Legitimate refunds are can be an opportunity though. If someone emails for a refund (particularly if they’ve never been in contact with your support) then your first response should be a retention one asking what issues they’re facing and bigging up your support team and how you’ve helped other customers (don’t make it too automated, something personal addressing their particular issues help a lot). This will work in about half of all cases, they’ll reply and hopefully you’ll be able to address any issues they’re having with your plugin. The other half will just want a refund straight anyway. There’s nothing to be done at this point, just issue one, send a nice message, close the thread and move on. With any luck they’ll say what they didn’t like about the plugin and (if it’s valid) you can add it to your roadmap to fix in the future.

Retention

It’s fairly well established in WordPress land these days that Plugins and Themes are sold with a yearly subscription. Nominally the actual software is free but the subscription pays for updates and continued support. I’d strongly advise you do the same. It helps generate a sort of snowball effect and means every year you’re in business your sales should increase (to a point). It also makes you feel a lot better when you spend several days helping a customer fix an issues that’s only vaguely related to your plugin. Initially we offered a 10% discount for subsequent yearly payments but we soon removed it and no one seemed to care.

Customers will forget it’s a subscription and will you’ll absolutely get refund requests for renewal payments (sometimes angry ones), just refund them and move on. I’d also recommend sending an email a week or so before the renewal payment is due, if you issue too many refunds your payments provider will block your account (Stripe!!).

YOU WILL GET STUFF WRONG

In the early days of WP Native Articles I did a release that prevented ads showing in all new Instant Articles. A pretty big screwup. Luckily I had very few customers at the time and ones I did have I was on good terms with (support! support! support!). They informed me straight away and I managed to get a fix out pretty fast.
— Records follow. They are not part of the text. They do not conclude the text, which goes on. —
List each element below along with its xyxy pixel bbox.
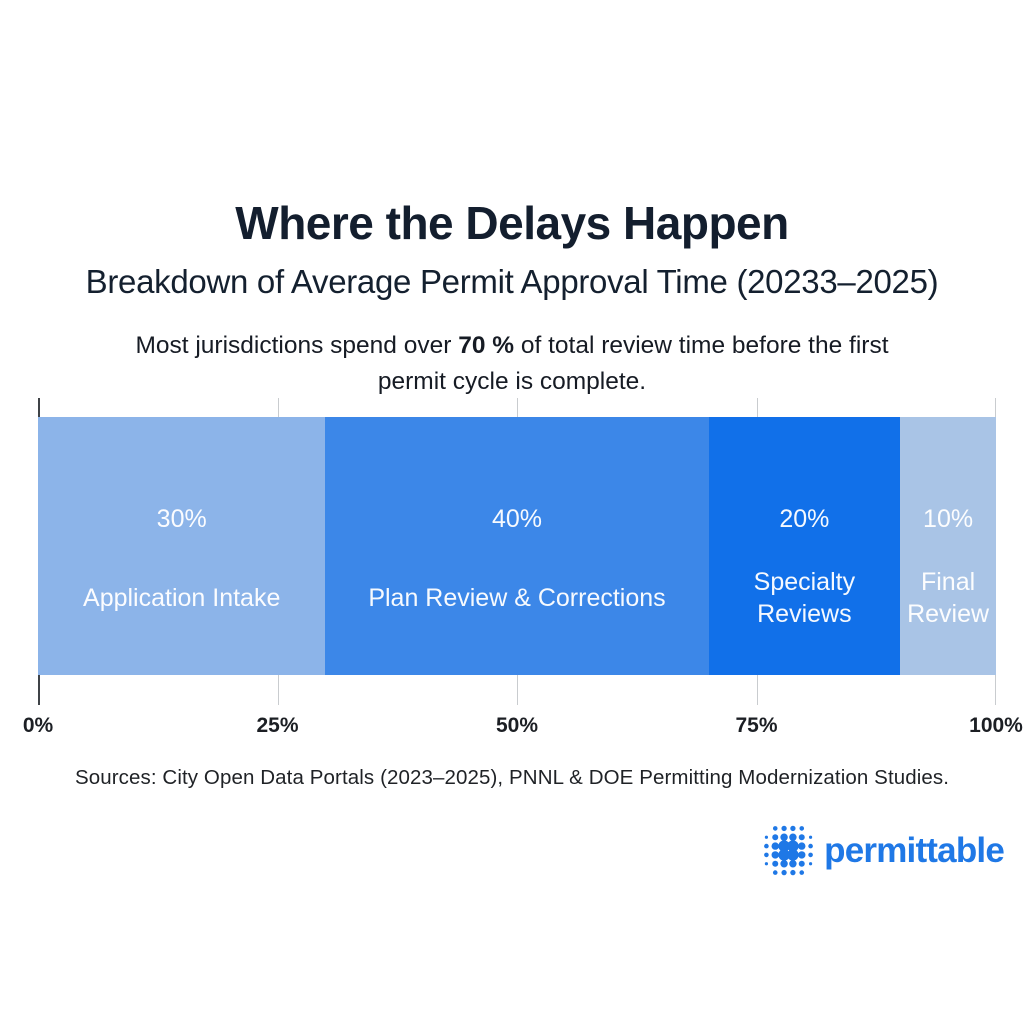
x-axis-tick-label: 75%: [735, 714, 778, 737]
page-subtitle: Breakdown of Average Permit Approval Tim…: [85, 263, 939, 300]
segment-value-label: 20%: [779, 505, 830, 533]
stacked-bar-chart: 30% Application Intake 40% Plan Review &…: [38, 398, 996, 705]
segment-value-label: 40%: [491, 505, 542, 533]
segment-name-label: Application Intake: [83, 584, 281, 612]
stacked-bar: 30% Application Intake 40% Plan Review &…: [38, 417, 996, 675]
segment-value-label: 10%: [923, 505, 974, 533]
chart-description: Most jurisdictions spend over 70 % of to…: [0, 328, 1024, 400]
segment-application-intake: 30% Application Intake: [38, 417, 326, 675]
header: Where the Delays Happen Breakdown of Ave…: [0, 0, 1024, 400]
description-line2: permit cycle is complete.: [377, 368, 647, 395]
segment-plan-review-corrections: 40% Plan Review & Corrections: [325, 417, 709, 675]
description-post: of total review time before the first: [514, 332, 889, 359]
page-title: Where the Delays Happen: [235, 197, 789, 249]
x-axis-tick-label: 100%: [969, 714, 1023, 737]
x-axis-tick-label: 0%: [22, 714, 54, 737]
x-axis-tick-label: 50%: [495, 714, 539, 737]
brand-logo: permittable: [0, 824, 1005, 877]
brand-name: permittable: [824, 830, 1005, 870]
permittable-logo-icon: [764, 825, 814, 876]
x-axis-tick-label: 25%: [256, 714, 299, 737]
description-highlight: 70 %: [458, 332, 515, 359]
segment-name-label: Final Review: [907, 568, 990, 628]
description-pre: Most jurisdictions spend over: [135, 332, 459, 359]
segment-name-label: Specialty Reviews: [753, 568, 856, 628]
sources-note: Sources: City Open Data Portals (2023–20…: [74, 766, 950, 789]
x-axis: 0% 25% 50% 75% 100%: [23, 714, 1023, 742]
segment-value-label: 30%: [156, 505, 207, 533]
segment-specialty-reviews: 20% Specialty Reviews: [708, 417, 901, 675]
segment-name-label: Plan Review & Corrections: [368, 584, 666, 612]
segment-final-review: 10% Final Review: [900, 417, 996, 675]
It doesn’t matter how careful you are, how thorough you are, how good a coder you are. At some point you will make a mistake. Hopefully it won’t be too bad but how you manage it is important. Customers can be surprisingly forgiving, don’t try and hide any huge mistakes. Put it on you Twitter. Put up a blog post. Tell you customers what the problem is, any temporary solutions then use, when it will be fixed properly etc etc. It’s hard to admit to your own mistakes, you’re worried your credibility and reputation will be affected, but if you’re honest and transparent with you customers you’ll build up trust in your brand, and that’s possibly the most valuable asset you can have.
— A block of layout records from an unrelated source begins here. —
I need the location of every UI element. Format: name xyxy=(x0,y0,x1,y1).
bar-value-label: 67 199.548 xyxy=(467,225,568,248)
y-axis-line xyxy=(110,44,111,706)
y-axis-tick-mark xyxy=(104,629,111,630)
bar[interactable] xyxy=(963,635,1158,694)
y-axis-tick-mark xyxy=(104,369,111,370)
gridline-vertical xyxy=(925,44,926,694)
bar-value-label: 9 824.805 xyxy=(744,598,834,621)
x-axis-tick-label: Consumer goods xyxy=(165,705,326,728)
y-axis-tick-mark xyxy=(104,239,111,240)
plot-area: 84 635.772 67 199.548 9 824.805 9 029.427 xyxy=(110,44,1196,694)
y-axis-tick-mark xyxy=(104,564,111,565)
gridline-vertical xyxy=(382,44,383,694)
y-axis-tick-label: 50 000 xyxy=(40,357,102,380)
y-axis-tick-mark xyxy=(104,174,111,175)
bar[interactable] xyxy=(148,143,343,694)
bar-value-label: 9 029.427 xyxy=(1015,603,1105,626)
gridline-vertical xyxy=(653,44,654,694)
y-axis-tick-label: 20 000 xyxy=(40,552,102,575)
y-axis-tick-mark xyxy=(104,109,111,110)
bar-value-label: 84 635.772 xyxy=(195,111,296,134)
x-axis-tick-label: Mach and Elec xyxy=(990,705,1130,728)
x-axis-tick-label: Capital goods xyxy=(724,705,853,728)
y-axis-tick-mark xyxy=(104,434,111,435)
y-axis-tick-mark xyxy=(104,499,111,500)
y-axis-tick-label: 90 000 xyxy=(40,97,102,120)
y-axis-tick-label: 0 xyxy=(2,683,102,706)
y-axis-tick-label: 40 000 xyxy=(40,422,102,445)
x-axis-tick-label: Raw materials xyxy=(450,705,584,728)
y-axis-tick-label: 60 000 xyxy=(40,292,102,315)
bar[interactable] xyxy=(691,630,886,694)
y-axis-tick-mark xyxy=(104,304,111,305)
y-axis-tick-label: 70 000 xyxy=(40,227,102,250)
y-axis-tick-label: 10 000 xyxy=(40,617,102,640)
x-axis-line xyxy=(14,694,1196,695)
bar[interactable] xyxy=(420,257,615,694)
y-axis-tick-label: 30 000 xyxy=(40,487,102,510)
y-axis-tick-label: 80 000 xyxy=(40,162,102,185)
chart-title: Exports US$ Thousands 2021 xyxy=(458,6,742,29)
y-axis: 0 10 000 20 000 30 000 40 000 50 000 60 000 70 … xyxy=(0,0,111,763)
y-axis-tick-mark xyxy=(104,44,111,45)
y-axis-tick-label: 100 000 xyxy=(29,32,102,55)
If I can give you one takeaway from all this, it’s that developing your plugin is only 33% of the work, with marketing and support making up the other two thirds. Yes they’re not as fun, especially to developers, but what’s less fun is having a plugin no one uses. If you can make a plugin that people are willing to pay money for it does wonders for you motivation.

I hope this helps anyone planning on starting a WordPress company. Anything to add just let me now below!